So here's a weird one that I don't really know what to do with. For background (in case you forgot), rural, solo practice Hem/Onc with no other Hem/Onc for 60-200 miles in any direction, so I get a lot of crazy stuff and a lot of BS just because I'm also the only medicine sub specialist other than Cards and 1 day a week nephrologist.
Referral was for elevated B12. 40-something, healthy, no meds, no drugs/alcohol woman. Went to ED for abd pain. Workup there was negative (but also pretty minimal, no labs other than normal CBC/CMP, no imaging other than normal AXR). Saw PCP (PA) in f/u who ordered a broad lab workup including B12 levels, TVUS and referral for colonoscopy. Only abnormal finding on labs was markedly elevated B12 (>3000). Told her to stop supplements, repeat in 3w, still crazy high. Repeats one more time 2 months later, still high.
I get the referral and think "WTF am I going to do with this?
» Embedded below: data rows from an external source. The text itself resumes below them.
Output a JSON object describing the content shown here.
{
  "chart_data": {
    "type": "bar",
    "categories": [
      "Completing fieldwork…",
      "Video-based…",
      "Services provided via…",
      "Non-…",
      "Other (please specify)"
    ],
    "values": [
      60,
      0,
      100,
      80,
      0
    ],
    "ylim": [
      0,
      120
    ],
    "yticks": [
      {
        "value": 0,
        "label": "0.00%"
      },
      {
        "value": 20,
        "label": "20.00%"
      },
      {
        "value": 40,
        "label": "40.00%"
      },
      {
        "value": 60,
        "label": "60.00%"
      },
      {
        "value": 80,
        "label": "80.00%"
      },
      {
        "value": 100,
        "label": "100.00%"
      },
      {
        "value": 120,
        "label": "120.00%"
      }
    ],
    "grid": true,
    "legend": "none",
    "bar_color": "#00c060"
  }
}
Who cares if her B12 is high if everything else is normal?" But then I do a little reading to find out what I might be missing and discover that markedly elevated B12 levels are associated with heme malignancies, but almost never in the setting of normal labs and essentially asymptomatic people. But I went ahead and did an SPEP, peripheral flow and repeated everything and added MMA/HC as well. Everything, except the B12 (still >2500) is normal.
But then I read a little further and found a couple of cohort and retrospective studies that found a ~20% solid tumor incidence over a 1-5y period in people with repeatedly elevated B12 levels, in the absence of other explanations. She's had mammo, colo, pap and TVUS (fibroids, otherwise normal) all within the last 12 months. Not a smoker, so not high lung cancer risk. No family cancer history she knows of. Totally asymptomatic.
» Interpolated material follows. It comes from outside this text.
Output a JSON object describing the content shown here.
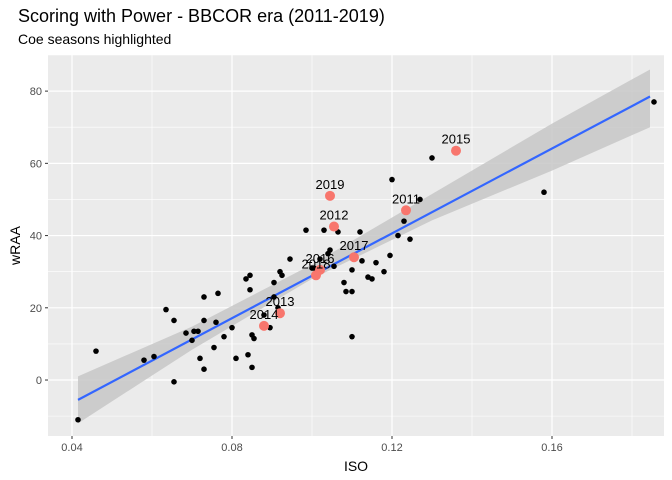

So now what do I do? If she were in her 70s or 80s, I'd just say to stop checking it and let her live her life. But she's in her 40s, so I feel like a little whole body low dose radiation therapy might be in order.
Back when I worked in the city, I would have drawn a CBC, found it normal and called it a day. But this practice setting is definitely making me think more deeply about the things I come across, since it's highly likely that everyone I see in clinic is 1-2 degrees of separation from me socially now.